A carefully adjusted scheme of fees from 1d. to 1s. per week will not exclude by their amount any poor boys whom we might wish to admit, or to repel by their insignificance those parents who would attach no value to that which cost them little.
The larger portion of the fees, after deducting a certain fixed sum, or a certain definite proportion of them for local expenses, will stand in the school accounts to the credit of the local committee, and will be expended from time to time, with the consent of the Department, in paying the masters’ salaries, the boys’ exhibition money, &c.
In some seaports, where there is a pertinacious disinclination on the part of the parents of the boys to their going to sea, I have suggested to the committee the undertaking to return all or a portion of the school fees of any boy who has passed above a certain mark, on proof being received that the boy has sailed. This would in many cases act both on parent and child as a great inducement to the boy to go to sea.
IX. Navigation Schools should be periodically inspected and reported on.
Inspection to be really valuable should be thorough. Now the subjects in which it is proposed that the boys shall be taught at the Navigation School are very numerous, and none of them should, if possible, be allowed to escape the notice of the inspector and the test of examination.
I propose that there shall be two examinations every half-year, (1) the general examination, to measure the progress and proficiency of the navigation classes, and the payment to be made to the educational staff; (2) the special competitive examination for prizes and exhibitions. The first will be held in the course of the half-year, in the presence of the inspector and master, the answers, however, to be looked over and valued in London. The second will be held at the close of the half-year, in the presence of the master and of one or more of the local committee. It will be entirely a written examination, the questions to be sent from the Department. To prevent any suspicion of unfair treatment, the examination books should, after each examination, be sealed up at the close of the day, in the presence of the boys, and sent to London. The prizes and prize studentships will be awarded when the school meets again, at the commencement of the next half-year. The answers will be valued in London, by a person appointed for that special purpose. The practice I have adopted is to give full numbers for an accurate answer, half numbers for an answer which, though inaccurate, shows intelligence.
The inspector who conducts the general examination should have with him various papers of questions of equal value on each subject, so as to diminish the possibility of information as to the questions set at the examination being communicated from one school to the other. The masters have a direct pecuniary interest in preventing any information being sent to the other schools.

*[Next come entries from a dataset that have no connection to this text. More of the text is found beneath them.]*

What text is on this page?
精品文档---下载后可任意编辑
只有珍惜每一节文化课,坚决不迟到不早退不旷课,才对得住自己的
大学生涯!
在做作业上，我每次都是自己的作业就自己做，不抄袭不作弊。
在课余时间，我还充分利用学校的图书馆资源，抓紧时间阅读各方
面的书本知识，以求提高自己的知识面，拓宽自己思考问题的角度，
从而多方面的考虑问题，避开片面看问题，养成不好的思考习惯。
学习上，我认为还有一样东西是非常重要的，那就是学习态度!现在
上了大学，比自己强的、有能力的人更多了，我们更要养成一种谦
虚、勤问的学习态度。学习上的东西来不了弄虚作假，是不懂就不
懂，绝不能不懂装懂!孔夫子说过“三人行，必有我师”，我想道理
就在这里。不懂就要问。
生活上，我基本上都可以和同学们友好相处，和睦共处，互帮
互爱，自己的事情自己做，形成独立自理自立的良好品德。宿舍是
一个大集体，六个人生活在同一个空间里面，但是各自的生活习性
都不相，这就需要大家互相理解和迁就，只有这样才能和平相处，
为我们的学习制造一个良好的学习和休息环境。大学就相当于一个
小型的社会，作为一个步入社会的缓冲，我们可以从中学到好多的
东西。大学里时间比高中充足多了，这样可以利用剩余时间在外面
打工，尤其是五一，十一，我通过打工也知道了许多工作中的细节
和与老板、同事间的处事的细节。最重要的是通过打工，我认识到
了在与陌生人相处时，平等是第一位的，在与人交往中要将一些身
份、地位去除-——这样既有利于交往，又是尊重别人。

I suggest that the general examination, to ascertain the amount of examination money, be conducted in the following manner:
The school to be arranged previous to the arrival of the inspector, in five classes, each class separated from the other as far as the arrangements of the school will admit, and the five classes to be so composed as to be about equal, both in average and collective intelligence. No difficulty is experienced by the masters in doing this.